Elle a expliqué que le document concernant l'opérationnalisation de l'article 42.7 inclut trois scénarios : une attaque contre un État membre de l'OTAN, dans ce cas l'article 5 de l'OTAN et l'article 42.7 sont déclenchés en parallèle ; une attaque contre un État qui n'est pas membre de l'OTAN, dans ce cas seul 42.7 s'applique ; et une attaque hybride sous le seuil de l'article 5.
Kallas a déclaré que les exercices ne sont pas discutés publiquement car ils montrent les lacunes existantes. Leur objectif est de clarifier qui fait quoi, qui peut demander du soutien, ce que peut faire la Commission, ce que peut faire le Service européen pour l'action extérieure et ce que peuvent faire les États membres.
« C'est compliqué, car l'article est très large et vague. Nous devons vraiment mettre plus de substance sur le squelette », a déclaré Kallas.
Le Conseil des affaires étrangères en format défense réunit les ministres de la défense des États membres pour coordonner la politique de sécurité et de défense de l'Union européenne.
Les discussions ont lieu à un moment où l'UE tente de renforcer sa base industrielle de défense, d'augmenter les achats communs et d'éviter la fragmentation des projets nationaux qui ne sont pas interopérables.
La guerre de la Russie contre l'Ukraine a accéléré le débat sur la production européenne de défense, les stocks, les munitions, l'innovation militaire et la capacité de l'industrie à répondre rapidement à la demande des États membres et de l'Ukraine.

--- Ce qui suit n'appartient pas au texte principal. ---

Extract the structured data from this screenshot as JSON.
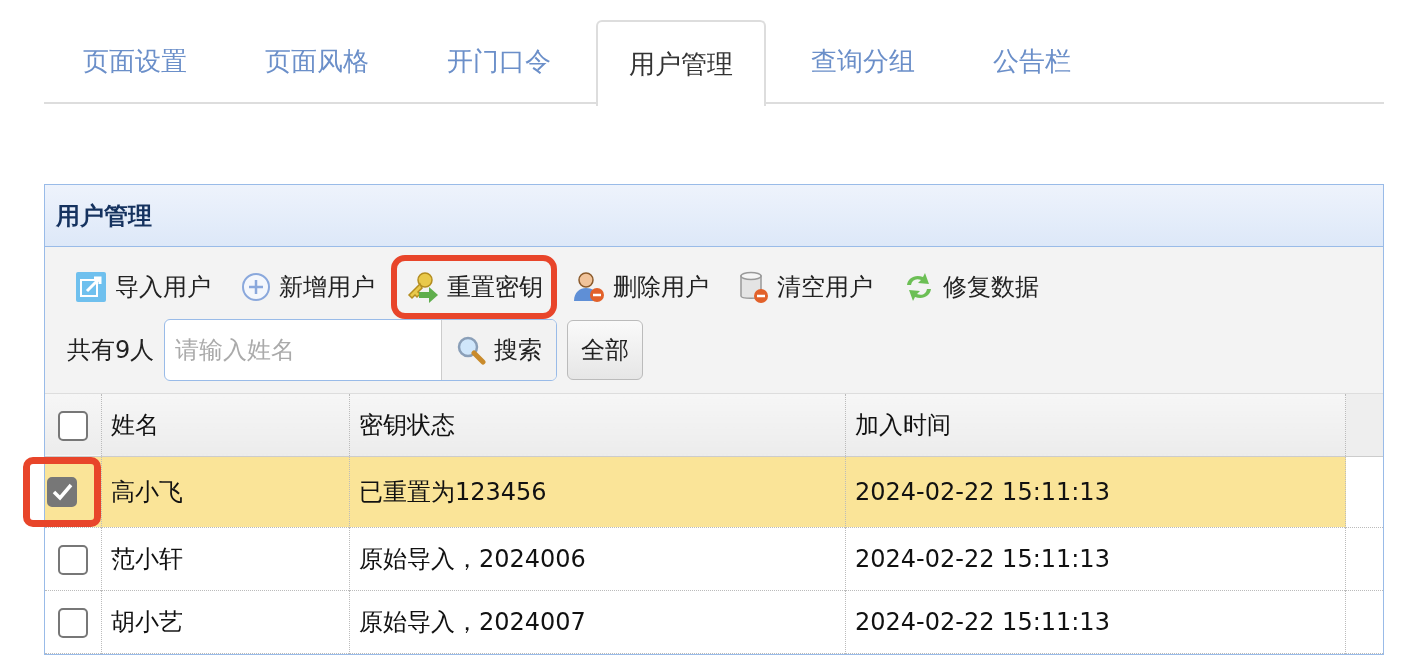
{
  "tabs": [
    {
      "label": "页面设置",
      "selected": false
    },
    {
      "label": "页面风格",
      "selected": false
    },
    {
      "label": "开门口令",
      "selected": false
    },
    {
      "label": "用户管理",
      "selected": true
    },
    {
      "label": "查询分组",
      "selected": false
    },
    {
      "label": "公告栏",
      "selected": false
    }
  ],
  "panel": {
    "title": "用户管理",
    "toolbar": [
      {
        "label": "导入用户",
        "kind": "import",
        "highlighted": false
      },
      {
        "label": "新增用户",
        "kind": "add",
        "highlighted": false
      },
      {
        "label": "重置密钥",
        "kind": "key",
        "highlighted": true
      },
      {
        "label": "删除用户",
        "kind": "user-remove",
        "highlighted": false
      },
      {
        "label": "清空用户",
        "kind": "db-remove",
        "highlighted": false
      },
      {
        "label": "修复数据",
        "kind": "refresh",
        "highlighted": false
      }
    ],
    "count": "共有9人",
    "search": {
      "placeholder": "请输入姓名",
      "button": "搜索"
    },
    "all_button": "全部",
    "table": {
      "header_checked": false,
      "columns": [
        "姓名",
        "密钥状态",
        "加入时间"
      ],
      "rows": [
        {
          "checked": true,
          "highlighted": true,
          "cells": [
            "高小飞",
            "已重置为123456",
            "2024-02-22 15:11:13"
          ]
        },
        {
          "checked": false,
          "highlighted": false,
          "cells": [
            "范小轩",
            "原始导入，2024006",
            "2024-02-22 15:11:13"
          ]
        },
        {
          "checked": false,
          "highlighted": false,
          "cells": [
            "胡小艺",
            "原始导入，2024007",
            "2024-02-22 15:11:13"
          ]
        }
      ]
    }
  }
}
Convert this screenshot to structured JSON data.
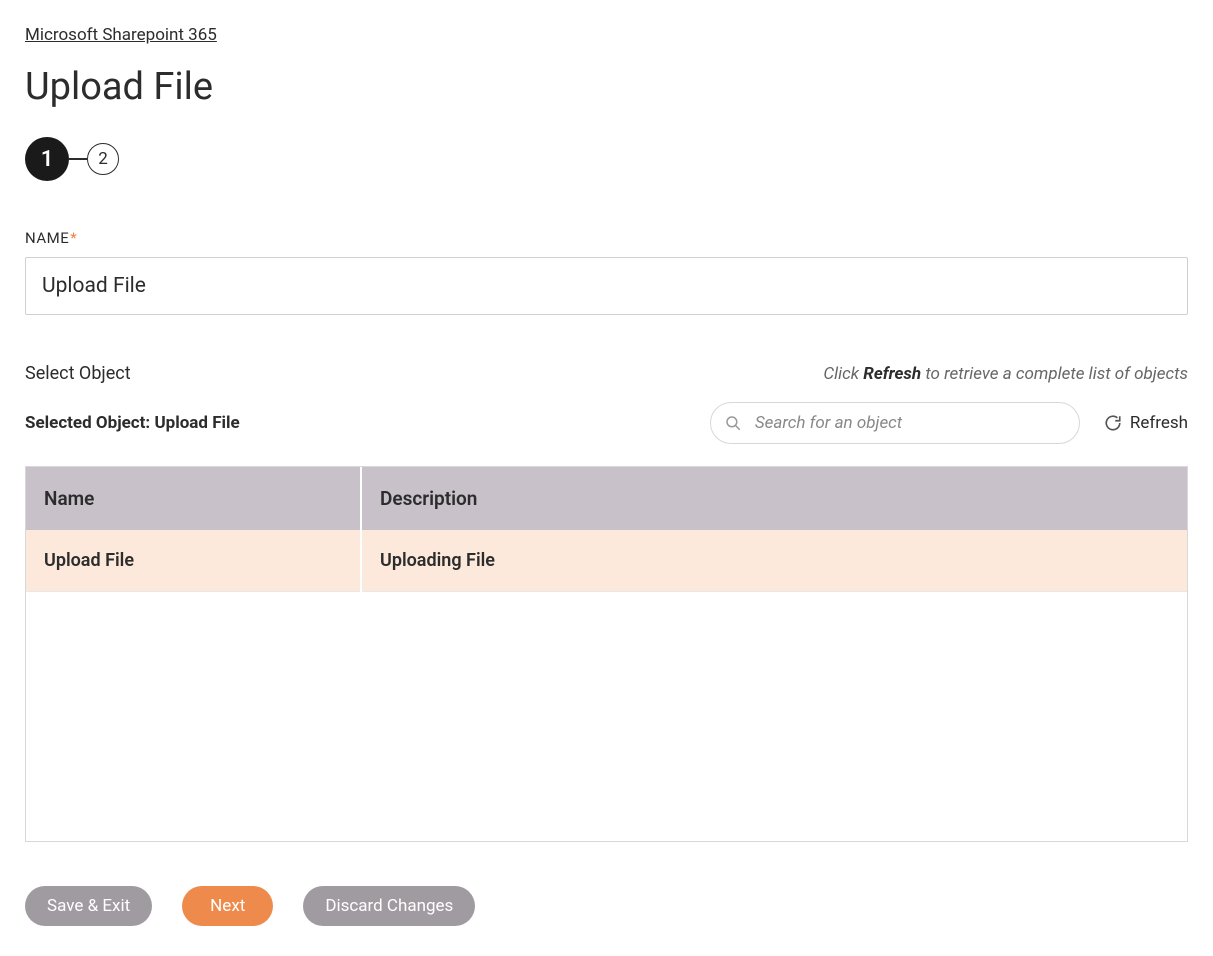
{
  "breadcrumb": "Microsoft Sharepoint 365",
  "page_title": "Upload File",
  "stepper": {
    "step1": "1",
    "step2": "2"
  },
  "name_field": {
    "label": "NAME",
    "required_mark": "*",
    "value": "Upload File"
  },
  "select_object": {
    "label": "Select Object",
    "hint_prefix": "Click ",
    "hint_bold": "Refresh",
    "hint_suffix": " to retrieve a complete list of objects",
    "selected_prefix": "Selected Object: ",
    "selected_value": "Upload File",
    "search_placeholder": "Search for an object",
    "refresh_label": "Refresh"
  },
  "table": {
    "headers": {
      "name": "Name",
      "description": "Description"
    },
    "rows": [
      {
        "name": "Upload File",
        "description": "Uploading File"
      }
    ]
  },
  "buttons": {
    "save_exit": "Save & Exit",
    "next": "Next",
    "discard": "Discard Changes"
  }
}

L'opération Aspides est l'une des missions navales de l'UE pour la sécurité maritime, et la discussion concernant le détroit d'Hormuz montre l'élargissement des préoccupations européennes au-delà du soutien à l'Ukraine, vers la protection des routes commerciales et énergétiques.
L'article 42.7 du traité de l'UE prévoit une assistance entre les États membres en cas d'agression armée, mais les déclarations de Kallas montrent que l'UE cherche des moyens de clarifier son application pratique, y compris dans des scénarios hybrides ou dans des situations impliquant des États membres de l'OTAN et des États membres en dehors de l'OTAN.